Curiously, SOPs have become the new scapegoat. In the last few years, whenever the Maoists have got the better of the security forces, one of the immediate reasons offered is deviation from the SOPs, as if SOPs win wars. Such excuses ignore the fact that in irregular warfare, as conducted by the Maoists, the initiative will always be with them. Moreover, having played the cat and mouse game for decades with the assortment of state police, armed police, state commando forces and the Central Paramilitary Forces, the Maoists have a fairly decent understanding of their strengths and weaknesses.

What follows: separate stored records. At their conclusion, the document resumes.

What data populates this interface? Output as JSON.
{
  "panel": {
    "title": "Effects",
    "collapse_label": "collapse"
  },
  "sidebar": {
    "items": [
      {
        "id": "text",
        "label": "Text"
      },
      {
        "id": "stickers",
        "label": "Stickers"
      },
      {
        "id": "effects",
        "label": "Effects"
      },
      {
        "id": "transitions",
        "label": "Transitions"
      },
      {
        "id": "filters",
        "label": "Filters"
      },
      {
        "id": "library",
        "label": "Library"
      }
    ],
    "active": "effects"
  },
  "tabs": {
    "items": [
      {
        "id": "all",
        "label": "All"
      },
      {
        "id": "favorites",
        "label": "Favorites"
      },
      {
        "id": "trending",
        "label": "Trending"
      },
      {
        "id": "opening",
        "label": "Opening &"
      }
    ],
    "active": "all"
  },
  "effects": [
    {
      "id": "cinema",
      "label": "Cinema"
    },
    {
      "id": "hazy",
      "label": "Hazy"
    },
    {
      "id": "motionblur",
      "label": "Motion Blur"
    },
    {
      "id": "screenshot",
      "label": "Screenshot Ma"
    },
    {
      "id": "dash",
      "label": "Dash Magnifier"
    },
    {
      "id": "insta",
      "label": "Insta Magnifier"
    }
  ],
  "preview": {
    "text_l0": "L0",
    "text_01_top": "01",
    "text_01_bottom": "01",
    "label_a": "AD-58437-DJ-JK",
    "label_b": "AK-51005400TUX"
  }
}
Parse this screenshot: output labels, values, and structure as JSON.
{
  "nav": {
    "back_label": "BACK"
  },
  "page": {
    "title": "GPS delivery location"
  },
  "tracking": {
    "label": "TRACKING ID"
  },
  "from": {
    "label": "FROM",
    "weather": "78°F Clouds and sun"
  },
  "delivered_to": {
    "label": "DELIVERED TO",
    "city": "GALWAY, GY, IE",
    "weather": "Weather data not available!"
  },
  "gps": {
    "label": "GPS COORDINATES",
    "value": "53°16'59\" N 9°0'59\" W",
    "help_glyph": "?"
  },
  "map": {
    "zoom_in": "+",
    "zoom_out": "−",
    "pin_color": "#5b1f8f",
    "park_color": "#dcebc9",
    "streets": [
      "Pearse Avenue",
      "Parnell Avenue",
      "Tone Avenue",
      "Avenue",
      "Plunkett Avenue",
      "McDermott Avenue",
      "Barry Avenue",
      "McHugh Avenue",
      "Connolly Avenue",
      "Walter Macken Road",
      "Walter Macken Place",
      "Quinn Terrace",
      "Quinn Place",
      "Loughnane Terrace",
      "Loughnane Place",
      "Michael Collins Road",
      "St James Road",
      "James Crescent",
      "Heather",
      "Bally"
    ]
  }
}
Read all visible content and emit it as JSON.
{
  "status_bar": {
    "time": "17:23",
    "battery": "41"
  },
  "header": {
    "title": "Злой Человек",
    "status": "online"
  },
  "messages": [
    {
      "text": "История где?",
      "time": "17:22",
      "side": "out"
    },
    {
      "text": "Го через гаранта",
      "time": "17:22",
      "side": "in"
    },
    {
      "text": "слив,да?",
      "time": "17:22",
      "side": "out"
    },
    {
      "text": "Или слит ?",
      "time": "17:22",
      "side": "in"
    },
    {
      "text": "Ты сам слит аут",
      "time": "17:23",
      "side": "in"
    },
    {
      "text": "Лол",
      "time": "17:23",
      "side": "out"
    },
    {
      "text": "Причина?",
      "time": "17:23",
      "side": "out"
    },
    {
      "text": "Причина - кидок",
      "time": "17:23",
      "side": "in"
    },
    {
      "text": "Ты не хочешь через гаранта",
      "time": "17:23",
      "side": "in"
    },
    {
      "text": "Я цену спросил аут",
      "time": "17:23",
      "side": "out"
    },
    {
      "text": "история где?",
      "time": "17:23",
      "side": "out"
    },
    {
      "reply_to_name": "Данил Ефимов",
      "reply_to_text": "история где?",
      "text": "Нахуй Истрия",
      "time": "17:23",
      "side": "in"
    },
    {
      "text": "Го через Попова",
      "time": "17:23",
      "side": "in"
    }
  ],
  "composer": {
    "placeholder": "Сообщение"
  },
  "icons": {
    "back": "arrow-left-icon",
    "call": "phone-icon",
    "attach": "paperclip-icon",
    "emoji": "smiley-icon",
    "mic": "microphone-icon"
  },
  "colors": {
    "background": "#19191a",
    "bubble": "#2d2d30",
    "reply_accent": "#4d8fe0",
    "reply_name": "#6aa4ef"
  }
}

About three years ago, following a raid on one of the hastily abandoned Maoist’s hideout in Dantewada, the CRPF came across its training manual for the cadre. For the CRPF, the manual was shocking in its meticulousness. It had details about the kind of vehicles the CRPF personnel used and the degree of armour content (to determine the quantity of explosives to be used in Improvised Explosive Devices), the weapons the force had, and the percentage of vintage and new equipment among other nuggets about the personnel composition and their likely weaknesses. In addition to these, the manual contained details about the topography of their area, listing seasonal peculiarities (also pertaining to insects and small animals) and first aid and rudimentary surgical tips which may come in handy during operations.
"The manual made it very clear that their training is not based on abstract concepts or archaic Maoist guidebooks,” an officer who was privy to the confiscated material told FORCE. “It was extremely well-researched, contemporary and in direct response to the adversary; whereas we have still been referring to the old books of the Maoists and believe that they will always behave in a certain manner,” he said.
The security forces are not the only ones afflicted with this malady. The analyst-community at the think-tanks even today analyse the Maoist movement in India from the prism of old revolutionary literature that speaks of essentially three stages of revolution:
• First, organisation, consolidation and preservation of base areas, usually in difficult and isolated terrain;
• Second, progressive expansion by terror and attacks on isolated enemy units to obtain arms, supplies and political support; and
• Third, progressive control of urban areas (through encirclement of small towns) and destruction of the enemy in battle.